Screeny z Dark Souls (XBOX 360)
Dodaj Odpowiedź
Komentarze (15 najnowszych):
0 kudosjohnny11fingers   @   08:09, 16.08.2011
Demon's Souls był jak dla mnie ultra hardcore'owy i nie do końca zgodzę się z twierdzeniem, że któraś z kolei, -nasta śmierć nie frustruje po przenosinach na początek etapu (tym bardziej, że w Demon's Souls traciliśmy wszystko i można to było odzyskać nachodząc na swoją plamę krwi). Zobaczymy jak Dark Souls sprawdzi się w praktyce, ale już z zapowiedzi wynika, że będzie kilka niezłych patentów - pogłębiające się zombiactwo, czy możliwość przejścia na ciemną stronę mocy i atak na innego gracza. Ciekawe jak będzie wyglądała kwestia regionów - w Demon's Souls gracze z USA nie mogli grać z graczami z EU i odwrotnie (konsola widziała tytuły jako dwie różne gry).
0 kudosMarcus00   @   13:13, 16.08.2011
Bogowie, nie lubię frustrowania się na darmo. Mogę się pomęczyć, ale uczciwie przejść jakiś etap. Bez miliardów powtórzeń. Hardkorowość jest naprawdę dobra, ale bez przesady. Nie wiem, czy kupię na mojego Xboxa, bo chciałem go uraczyć nowym Deusem... Też jest hardkorową grą, ale innego rodzaju...
0 kudosjabcko   @   14:04, 16.08.2011
Moim zdaniem gra (Demon's Souls) jest mega, od czasów ff 12 nie miałem takiej przyjemności w masterowaniu postaci, a gra uczy cierpliwości, bo jedyne co tutaj frustruje to błędy gracza.

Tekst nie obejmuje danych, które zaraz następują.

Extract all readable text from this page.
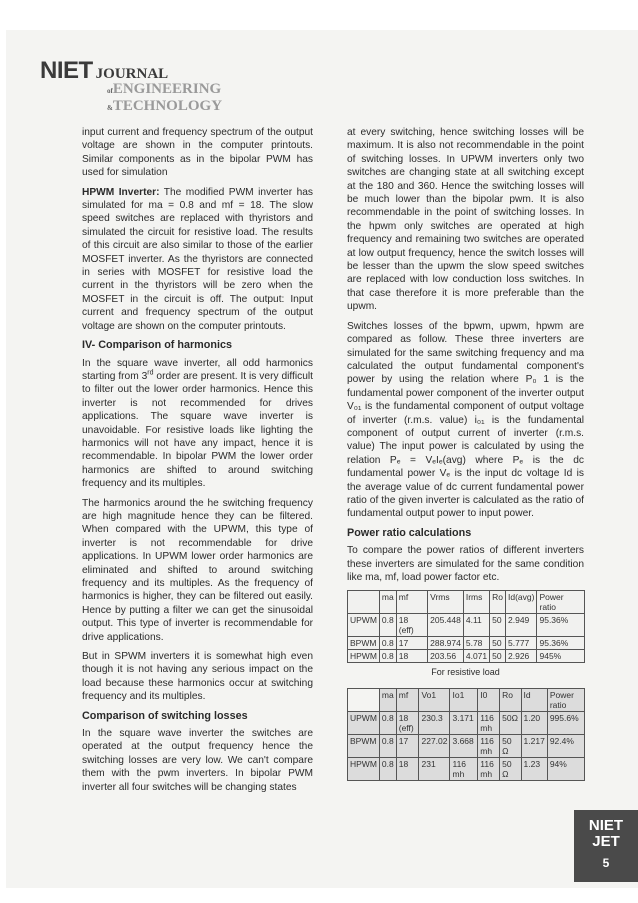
NIET JOURNAL
ofENGINEERING
&TECHNOLOGY

input current and frequency spectrum of the output voltage are shown in the computer printouts. Similar components as in the bipolar PWM has used for simulation

HPWM Inverter: The modified PWM inverter has simulated for ma = 0.8 and mf = 18. The slow speed switches are replaced with thyristors and simulated the circuit for resistive load. The results of this circuit are also similar to those of the earlier MOSFET inverter. As the thyristors are connected in series with MOSFET for resistive load the current in the thyristors will be zero when the MOSFET in the circuit is off. The output: Input current and frequency spectrum of the output voltage are shown on the computer printouts.

IV- Comparison of harmonics

In the square wave inverter, all odd harmonics starting from 3rd order are present. It is very difficult to filter out the lower order harmonics. Hence this inverter is not recommended for drives applications. The square wave inverter is unavoidable. For resistive loads like lighting the harmonics will not have any impact, hence it is recommendable. In bipolar PWM the lower order harmonics are shifted to around switching frequency and its multiples.

The harmonics around the he switching frequency are high magnitude hence they can be filtered. When compared with the UPWM, this type of inverter is not recommendable for drive applications. In UPWM lower order harmonics are eliminated and shifted to around switching frequency and its multiples. As the frequency of harmonics is higher, they can be filtered out easily. Hence by putting a filter we can get the sinusoidal output. This type of inverter is recommendable for drive applications.

But in SPWM inverters it is somewhat high even though it is not having any serious impact on the load because these harmonics occur at switching frequency and its multiples.

Comparison of switching losses

In the square wave inverter the switches are operated at the output frequency hence the switching losses are very low. We can't compare them with the pwm inverters. In bipolar PWM inverter all four switches will be changing states

at every switching, hence switching losses will be maximum. It is also not recommendable in the point of switching losses. In UPWM inverters only two switches are changing state at all switching except at the 180 and 360. Hence the switching losses will be much lower than the bipolar pwm. It is also recommendable in the point of switching losses. In the hpwm only switches are operated at high frequency and remaining two switches are operated at low output frequency, hence the switch losses will be lesser than the upwm the slow speed switches are replaced with low conduction loss switches. In that case therefore it is more preferable than the upwm.

Switches losses of the bpwm, upwm, hpwm are compared as follow. These three inverters are simulated for the same switching frequency and ma calculated the output fundamental component's power by using the relation where P₀ 1 is the fundamental power component of the inverter output V₀₁ is the fundamental component of output voltage of inverter (r.m.s. value) i₀₁ is the fundamental component of output current of inverter (r.m.s. value) The input power is calculated by using the relation Pₑ = VₑIₑ(avg) where Pₑ is the dc fundamental power Vₑ is the input dc voltage Id is the average value of dc current fundamental power ratio of the given inverter is calculated as the ratio of fundamental output power to input power.

Power ratio calculations

To compare the power ratios of different inverters these inverters are simulated for the same condition like ma, mf, load power factor etc.

	ma	mf	Vrms	Irms	Ro	Id(avg)	Power ratio
UPWM	0.8	18 (eff)	205.448	4.11	50	2.949	95.36%
BPWM	0.8	17	288.974	5.78	50	5.777	95.36%
HPWM	0.8	18	203.56	4.071	50	2.926	945%
For resistive load
	ma	mf	Vo1	Io1	I0	Ro	Id	Power ratio
UPWM	0.8	18 (eff)	230.3	3.171	116 mh	50Ω	1.20	995.6%
BPWM	0.8	17	227.02	3.668	116 mh	50 Ω	1.217	92.4%
HPWM	0.8	18	231	116 mh	116 mh	50 Ω	1.23	94%
NIET
JET
5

Jak się śpieszysz i jesteś nieuważny to giniesz... Dlatego Dark Souls ma potencjał i na bank rozejdzie się na świeże bułeczki, chociaż ja najpierw spróbuje skończyć poprzednią odsłonę.
0 kudosMarcus00   @   16:03, 17.08.2011
Wątpię, by się jak te ciepłe bułeczki rozeszło, nie zapominaj, że hardkorowcy są w mniejszości, a tym bardziej na konsolach. Nie wiem, jak Ty, ale ja uważam, że na PC gra odniosłaby większy sukces.
0 kudosjabcko   @   17:10, 17.08.2011
Niestety, ale tutaj jest racja. Hardcorowych graczy grających na konsolach jest mniej niż na PC. Konsole teraz bardziej są traktowane jak gadżety do szybkiej rozrywki i gracze (zwłaszcza świeżo upieczeni) nudzą się dłuższymi posiedzeniami i grami, które nie kończą się po 3 wieczorach. Ale mimo to jestem dobrej myśli bo Demon's Souls zaciekawiło wielu niedzielnych graczy, którzy powoli, ale konsekwentnie przechodzili ją, a poza tym do tej pory jest o niej głośno i jest to towar z górnej półki, także można powiedzieć, że będzie swoisty wyjątek od reguły.
0 kudosMarcus00   @   19:01, 19.08.2011
To, co mówisz, rzeczywiście napawa mnie optymizmem, bo kto wie, być może naprawdę niedzielniaki staną się hardkorami choć po części. Ale to trudno jest nauczyć osobę przywykłą do płytkiej, szybkiej rozrywki, czegoś, co wymaga skupienia i zaangażowania. Mimo to, też liczę, że Dark Souls dorówna jakością swemu poprzednikowi, przyciągając przy tym nowych graczy.

PS. Pragnę powiedzieć, że nawet hardkorowcy mają problemy z Demon' s Souls. Naprawdę. Wiecie, gra lubi frustrować... Mi bardziej leży hardkorowe RPG niż hardkorowa nawalanka... Ale niech będzie.